Families Like Us, la recensione: il diluvio universale di Vinterberg trabocca umanità
La recensione di Families Like Us, la serie di Thomas Vinterberg presentata all'81 esima edizione del Festival di Venezia
Qualcuno potrebbe ravvisare un certo simbolismo nel fatto che Families Like Ours venga presentato proprio alla Mostra del Cinema di Venezia, crepuscolare trionfo urbano probabilmente destinato, prima o poi, ad inabissarsi. La serie, scritta e diretta da Thomas Vinterberg, immagina infatti un futuro non lontano in cui l'intera Danimarca - paese agiato, ricco, evoluto ai nostri italici occhi - viene sommersa a causa dell'innalzamento del livello degli oceani. Tutta la popolazione è costretta a evacuare, a cercare una nuova casa, conscia di non poter mai più mettere piede nel proprio paese natio che, di lì a poco, diverrà un immenso memoriale a cielo aperto, rendendo ogni Danese un apolide.

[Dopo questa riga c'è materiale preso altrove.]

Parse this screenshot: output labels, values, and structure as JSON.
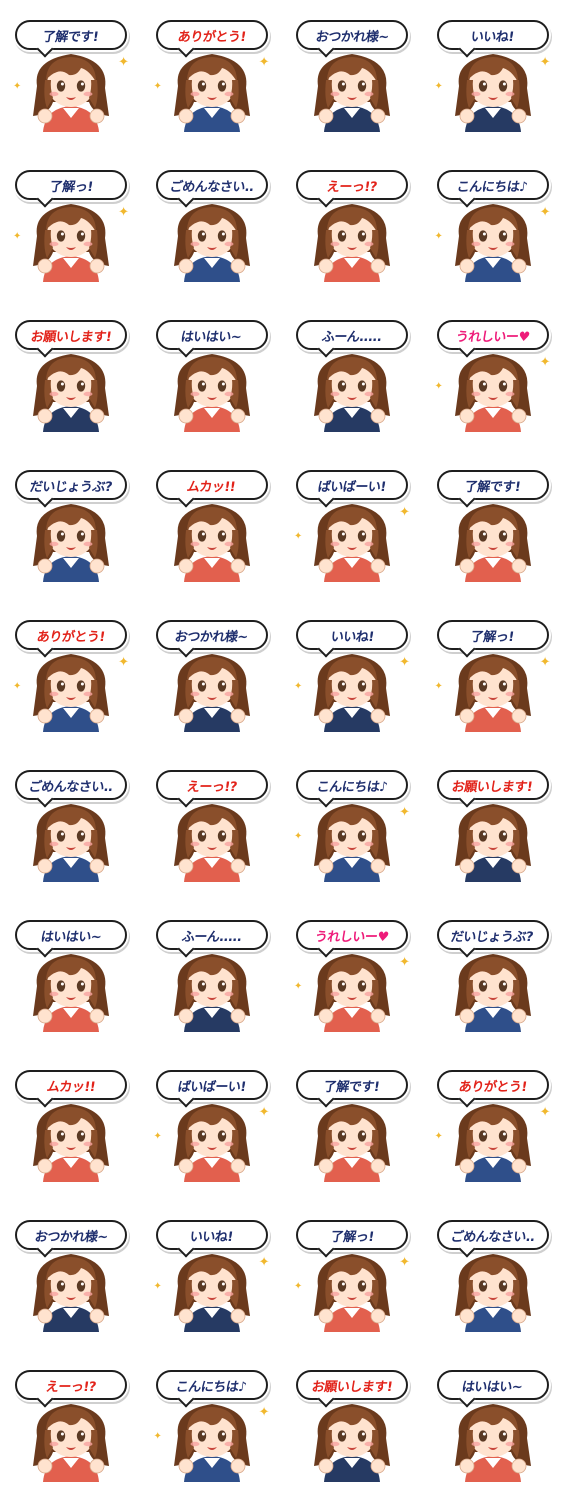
{
  "colors": {
    "dark_text": "#1f2f6e",
    "red_text": "#e2231a",
    "pink_text": "#ee1c7a",
    "hair": "#8a4f2b",
    "hair_shadow": "#6b3a1d",
    "skin": "#ffe3cf",
    "blush": "#f7a3a0",
    "eyes": "#5a3a24",
    "shirt_red": "#e2604e",
    "shirt_blue": "#2f4f8a",
    "shirt_navy": "#263a63",
    "sparkle": "#f1b82e"
  },
  "stickers": [
    {
      "text": "了解です!",
      "tone": "dark",
      "shirt": "red",
      "sparkle": "star-icon"
    },
    {
      "text": "ありがとう!",
      "tone": "red",
      "shirt": "blue",
      "sparkle": "star-icon"
    },
    {
      "text": "おつかれ様~",
      "tone": "dark",
      "shirt": "navy",
      "sparkle": ""
    },
    {
      "text": "いいね!",
      "tone": "dark",
      "shirt": "navy",
      "sparkle": "star-icon"
    },
    {
      "text": "了解っ!",
      "tone": "dark",
      "shirt": "red",
      "sparkle": "star-icon"
    },
    {
      "text": "ごめんなさい..",
      "tone": "dark",
      "shirt": "blue",
      "sparkle": ""
    },
    {
      "text": "えーっ!?",
      "tone": "red",
      "shirt": "red",
      "sparkle": ""
    },
    {
      "text": "こんにちは♪",
      "tone": "dark",
      "shirt": "blue",
      "sparkle": "star-icon"
    },
    {
      "text": "お願いします!",
      "tone": "red",
      "shirt": "navy",
      "sparkle": ""
    },
    {
      "text": "はいはい~",
      "tone": "dark",
      "shirt": "red",
      "sparkle": ""
    },
    {
      "text": "ふーん.....",
      "tone": "dark",
      "shirt": "navy",
      "sparkle": ""
    },
    {
      "text": "うれしいー♥",
      "tone": "pink",
      "shirt": "red",
      "sparkle": "star-icon"
    },
    {
      "text": "だいじょうぶ?",
      "tone": "dark",
      "shirt": "blue",
      "sparkle": ""
    },
    {
      "text": "ムカッ!!",
      "tone": "red",
      "shirt": "red",
      "sparkle": ""
    },
    {
      "text": "ばいばーい!",
      "tone": "dark",
      "shirt": "red",
      "sparkle": "star-icon"
    },
    {
      "text": "了解です!",
      "tone": "dark",
      "shirt": "red",
      "sparkle": ""
    },
    {
      "text": "ありがとう!",
      "tone": "red",
      "shirt": "blue",
      "sparkle": "star-icon"
    },
    {
      "text": "おつかれ様~",
      "tone": "dark",
      "shirt": "navy",
      "sparkle": ""
    },
    {
      "text": "いいね!",
      "tone": "dark",
      "shirt": "navy",
      "sparkle": "star-icon"
    },
    {
      "text": "了解っ!",
      "tone": "dark",
      "shirt": "red",
      "sparkle": "star-icon"
    },
    {
      "text": "ごめんなさい..",
      "tone": "dark",
      "shirt": "blue",
      "sparkle": ""
    },
    {
      "text": "えーっ!?",
      "tone": "red",
      "shirt": "red",
      "sparkle": ""
    },
    {
      "text": "こんにちは♪",
      "tone": "dark",
      "shirt": "blue",
      "sparkle": "star-icon"
    },
    {
      "text": "お願いします!",
      "tone": "red",
      "shirt": "navy",
      "sparkle": ""
    },
    {
      "text": "はいはい~",
      "tone": "dark",
      "shirt": "red",
      "sparkle": ""
    },
    {
      "text": "ふーん.....",
      "tone": "dark",
      "shirt": "navy",
      "sparkle": ""
    },
    {
      "text": "うれしいー♥",
      "tone": "pink",
      "shirt": "red",
      "sparkle": "star-icon"
    },
    {
      "text": "だいじょうぶ?",
      "tone": "dark",
      "shirt": "blue",
      "sparkle": ""
    },
    {
      "text": "ムカッ!!",
      "tone": "red",
      "shirt": "red",
      "sparkle": ""
    },
    {
      "text": "ばいばーい!",
      "tone": "dark",
      "shirt": "red",
      "sparkle": "star-icon"
    },
    {
      "text": "了解です!",
      "tone": "dark",
      "shirt": "red",
      "sparkle": ""
    },
    {
      "text": "ありがとう!",
      "tone": "red",
      "shirt": "blue",
      "sparkle": "star-icon"
    },
    {
      "text": "おつかれ様~",
      "tone": "dark",
      "shirt": "navy",
      "sparkle": ""
    },
    {
      "text": "いいね!",
      "tone": "dark",
      "shirt": "navy",
      "sparkle": "star-icon"
    },
    {
      "text": "了解っ!",
      "tone": "dark",
      "shirt": "red",
      "sparkle": "star-icon"
    },
    {
      "text": "ごめんなさい..",
      "tone": "dark",
      "shirt": "blue",
      "sparkle": ""
    },
    {
      "text": "えーっ!?",
      "tone": "red",
      "shirt": "red",
      "sparkle": ""
    },
    {
      "text": "こんにちは♪",
      "tone": "dark",
      "shirt": "blue",
      "sparkle": "star-icon"
    },
    {
      "text": "お願いします!",
      "tone": "red",
      "shirt": "navy",
      "sparkle": ""
    },
    {
      "text": "はいはい~",
      "tone": "dark",
      "shirt": "red",
      "sparkle": ""
    }
  ]
}
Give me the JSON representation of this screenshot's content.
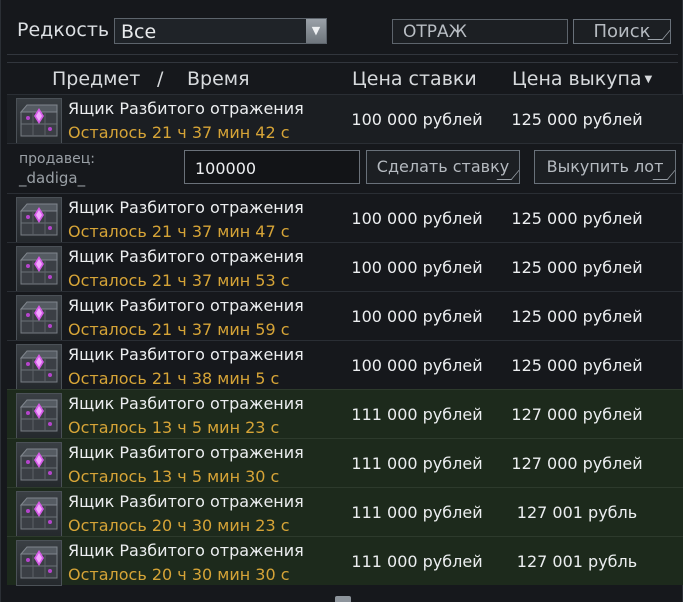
{
  "filter": {
    "rarity_label": "Редкость",
    "rarity_value": "Все",
    "search_value": "ОТРАЖ",
    "search_button": "Поиск"
  },
  "header": {
    "item": "Предмет",
    "separator": "/",
    "time": "Время",
    "bid_price": "Цена ставки",
    "buyout_price": "Цена выкупа"
  },
  "expanded": {
    "seller_label": "продавец:",
    "seller_name": "_dadiga_",
    "bid_value": "100000",
    "bid_button": "Сделать ставку",
    "buyout_button": "Выкупить лот"
  },
  "lots": [
    {
      "name": "Ящик Разбитого отражения",
      "time": "Осталось 21 ч 37 мин 42 с",
      "bid": "100 000 рублей",
      "buyout": "125 000 рублей",
      "highlight": false
    },
    {
      "name": "Ящик Разбитого отражения",
      "time": "Осталось 21 ч 37 мин 47 с",
      "bid": "100 000 рублей",
      "buyout": "125 000 рублей",
      "highlight": false
    },
    {
      "name": "Ящик Разбитого отражения",
      "time": "Осталось 21 ч 37 мин 53 с",
      "bid": "100 000 рублей",
      "buyout": "125 000 рублей",
      "highlight": false
    },
    {
      "name": "Ящик Разбитого отражения",
      "time": "Осталось 21 ч 37 мин 59 с",
      "bid": "100 000 рублей",
      "buyout": "125 000 рублей",
      "highlight": false
    },
    {
      "name": "Ящик Разбитого отражения",
      "time": "Осталось 21 ч 38 мин 5 с",
      "bid": "100 000 рублей",
      "buyout": "125 000 рублей",
      "highlight": false
    },
    {
      "name": "Ящик Разбитого отражения",
      "time": "Осталось 13 ч 5 мин 23 с",
      "bid": "111 000 рублей",
      "buyout": "127 000 рублей",
      "highlight": true
    },
    {
      "name": "Ящик Разбитого отражения",
      "time": "Осталось 13 ч 5 мин 30 с",
      "bid": "111 000 рублей",
      "buyout": "127 000 рублей",
      "highlight": true
    },
    {
      "name": "Ящик Разбитого отражения",
      "time": "Осталось 20 ч 30 мин 23 с",
      "bid": "111 000 рублей",
      "buyout": "127 001 рубль",
      "highlight": true
    },
    {
      "name": "Ящик Разбитого отражения",
      "time": "Осталось 20 ч 30 мин 30 с",
      "bid": "111 000 рублей",
      "buyout": "127 001 рубль",
      "highlight": true
    }
  ],
  "icons": {
    "lot_icon": "purple-crystal-crate-icon",
    "rarity_dropdown": "chevron-down-icon",
    "sort_indicator": "sort-desc-icon"
  },
  "colors": {
    "time_text": "#d6a437",
    "highlight_row": "#1d2a1c",
    "crystal": "#d65be8"
  }
}
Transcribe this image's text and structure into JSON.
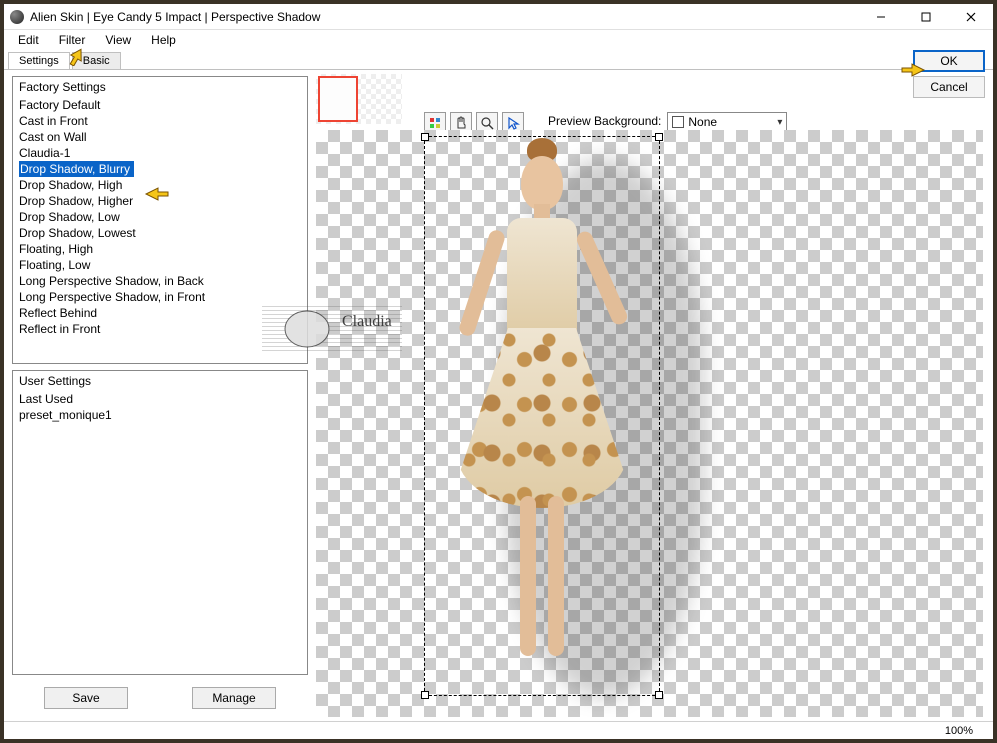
{
  "title": "Alien Skin | Eye Candy 5 Impact | Perspective Shadow",
  "menu": {
    "edit": "Edit",
    "filter": "Filter",
    "view": "View",
    "help": "Help"
  },
  "tabs": {
    "settings": "Settings",
    "basic": "Basic"
  },
  "factory": {
    "header": "Factory Settings",
    "items": [
      "Factory Default",
      "Cast in Front",
      "Cast on Wall",
      "Claudia-1",
      "Drop Shadow, Blurry",
      "Drop Shadow, High",
      "Drop Shadow, Higher",
      "Drop Shadow, Low",
      "Drop Shadow, Lowest",
      "Floating, High",
      "Floating, Low",
      "Long Perspective Shadow, in Back",
      "Long Perspective Shadow, in Front",
      "Reflect Behind",
      "Reflect in Front"
    ],
    "selected_index": 4
  },
  "user": {
    "header": "User Settings",
    "items": [
      "Last Used",
      "preset_monique1"
    ]
  },
  "buttons": {
    "save": "Save",
    "manage": "Manage",
    "ok": "OK",
    "cancel": "Cancel"
  },
  "preview": {
    "label": "Preview Background:",
    "value": "None"
  },
  "status": {
    "zoom": "100%"
  },
  "watermark": "Claudia"
}
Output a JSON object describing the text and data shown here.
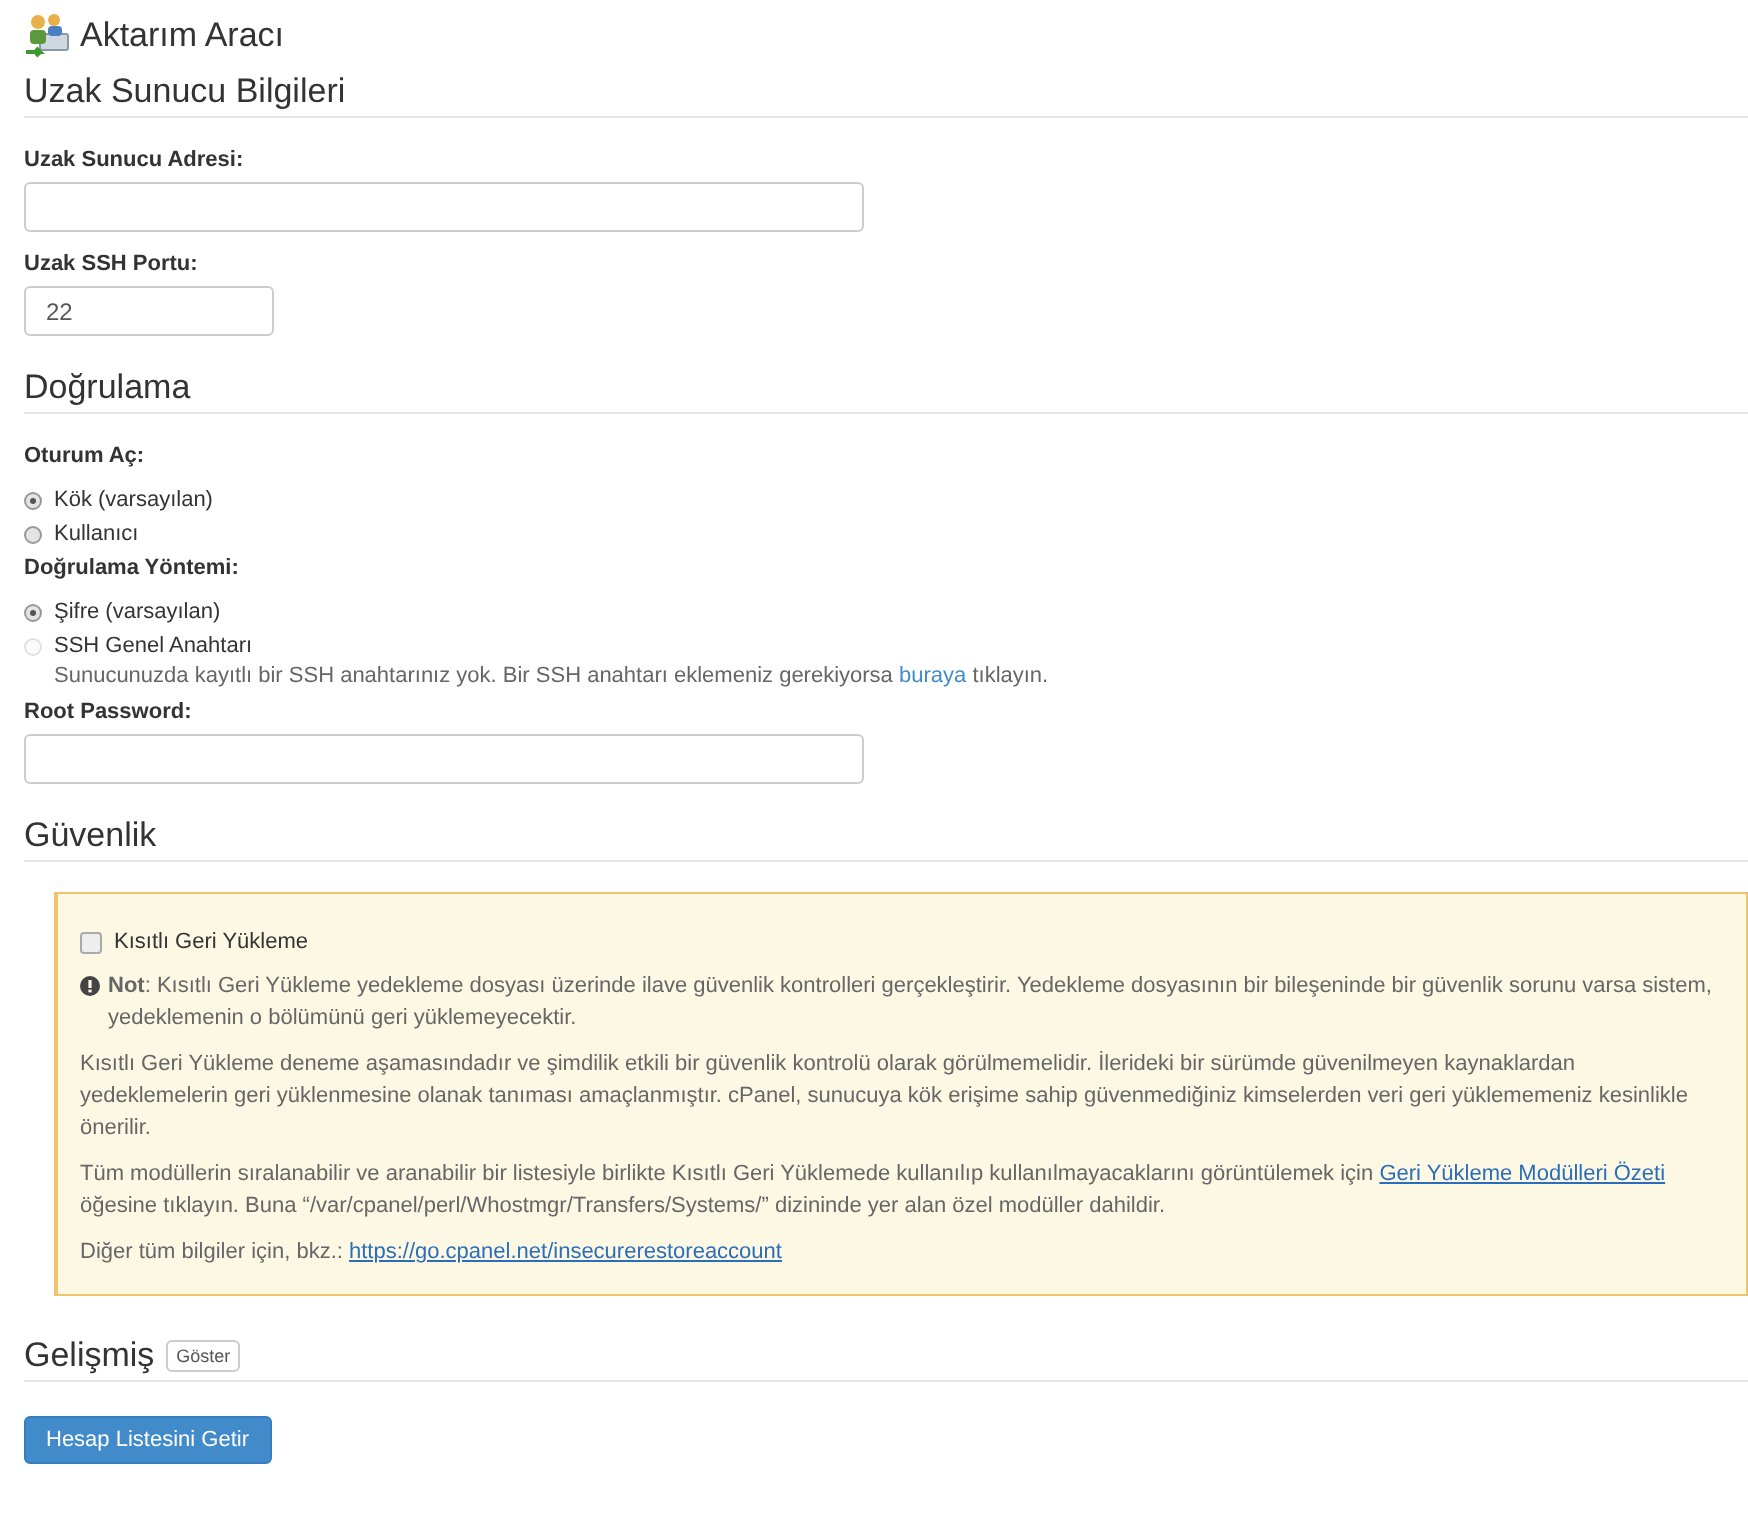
{
  "page": {
    "title": "Aktarım Aracı"
  },
  "remote_server": {
    "title": "Uzak Sunucu Bilgileri",
    "fields": [
      {
        "label": "Uzak Sunucu Adresi:"
      },
      {
        "label": "Uzak SSH Portu:",
        "value": "22"
      }
    ]
  },
  "authentication": {
    "title": "Doğrulama",
    "groups": [
      {
        "label": "Oturum Aç:",
        "options": [
          {
            "label": "Kök (varsayılan)",
            "selected": true,
            "disabled": false
          },
          {
            "label": "Kullanıcı",
            "selected": false,
            "disabled": false
          }
        ]
      },
      {
        "label": "Doğrulama Yöntemi:",
        "options": [
          {
            "label": "Şifre (varsayılan)",
            "selected": true,
            "disabled": false
          },
          {
            "label": "SSH Genel Anahtarı",
            "selected": false,
            "disabled": true
          }
        ]
      }
    ],
    "hint": {
      "before": "Sunucunuzda kayıtlı bir SSH anahtarınız yok. Bir SSH anahtarı eklemeniz gerekiyorsa",
      "link": "buraya",
      "after": "tıklayın."
    },
    "password": {
      "label": "Root Password:"
    }
  },
  "security": {
    "title": "Güvenlik",
    "checkbox": {
      "label": "Kısıtlı Geri Yükleme",
      "checked": false
    },
    "paragraphs": [
      {
        "kind": "note",
        "text": "**Not**: Kısıtlı Geri Yükleme yedekleme dosyası üzerinde ilave güvenlik kontrolleri gerçekleştirir. Yedekleme dosyasının bir bileşeninde bir güvenlik sorunu varsa sistem, yedeklemenin o bölümünü geri yüklemeyecektir."
      },
      {
        "kind": "plain",
        "text": "Kısıtlı Geri Yükleme deneme aşamasındadır ve şimdilik etkili bir güvenlik kontrolü olarak görülmemelidir. İlerideki bir sürümde güvenilmeyen kaynaklardan yedeklemelerin geri yüklenmesine olanak tanıması amaçlanmıştır. cPanel, sunucuya kök erişime sahip güvenmediğiniz kimselerden veri geri yüklememeniz kesinlikle önerilir."
      },
      {
        "kind": "link",
        "before": "Tüm modüllerin sıralanabilir ve aranabilir bir listesiyle birlikte Kısıtlı Geri Yüklemede kullanılıp kullanılmayacaklarını görüntülemek için",
        "link": "Geri Yükleme Modülleri Özeti",
        "after": "öğesine tıklayın. Buna “/var/cpanel/perl/Whostmgr/Transfers/Systems/” dizininde yer alan özel modüller dahildir."
      },
      {
        "kind": "link",
        "before": "Diğer tüm bilgiler için, bkz.:",
        "link": "https://go.cpanel.net/insecurerestoreaccount"
      }
    ]
  },
  "advanced": {
    "title": "Gelişmiş",
    "toggle": "Göster"
  },
  "submit": "Hesap Listesini Getir"
}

Dal punto di vista visivo, Families Like Ours mantiene la cifra stilistica tipica di Vinterberg, con una fotografia che riesce a catturare sia la bellezza nostalgica dei paesaggi danesi in procinto di scomparire, sfumando dalle solari tonalità del primo episodio verso atmosfere sempre più plumbee, chiaro rimando alle piogge incombenti. Una ricerca estetica che non è mai fine a sé stessa, ma che è sempre atta a inquadrare il mondo interiore dei protagonisti. In questo senso Families Like Ours dipinge, in ogni scena, un affresco di vita a sé, in cui i temi della perdita e della rinascita si intrecciano con la straniante, sofferta ricerca di una normalità forse perduta per sempre.
A coronamento di un'opera di mirabile armonia in ogni comparto, la colonna sonora curata da Valentin Hadjadj posa un velo di profondità emotiva sulla storia, alternando brani delicati e minimali alla maestosità di un leitmotiv barocco, quel Miserere di Gregorio Allegri che amplifica, in ogni sua comparsa, il senso di inevitabile apocalisse che grava sull'orizzonte dei personaggi.
Consapevolmente fuori dai confini del genere catastrofico, Families like ours è dunque un atto d'amore struggente e spassionato per il popolo danese, scevro però da campanilismi retorici; Vinterberg è da sempre eccelso cantore delle emozioni umane, e riserva a questa storia di diaspora le corde più delicate e dolenti della propria cetra. C'è, nei sette episodi che compongono la serie, tutta la sottile malinconia delle sue opere più intimiste, unite a un senso di fatalità che riesce a mantenersi lontano dalla più stucchevole disperazione.
Un inno alla resilienza dell'essere umano, un monumento glorioso alla persistenza dei legami e, al contempo, un amaro presagio di ciò che presto o tardi potrà colpire uno, dieci, cento paesi del mondo. Come detto, il cambiamento climatico non viene mai strumentalizzato politicamente: a Vinterberg, in questo frangente, non interessa. Il suo romanzo seriale sfrutta lo scenario apocalittico (non a caso, ogni capitolo ha per titolo un verso della Rivelazione di Giovanni) per parlare dell'animo umano (come già fece, con toni assai più angosciosi, Von Trier in Melancholia), preoccupandosi di mostrare la progressiva e ineluttabile sommersione non tanto di Copenaghen, quanto delle vite dei suoi protagonisti.
Un Diluvio - non Universale, ma Nazionale - che scava, goccia dopo goccia, nel cuore dello spettatore, portandolo a un livello sorprendente di immedesimazione con le tormentate figure che popolano questo palcoscenico grondante lacrime e pioggia, mantenendo però un rigore e una sobrietà dinanzi al disastro che è propria dei grandi poemi.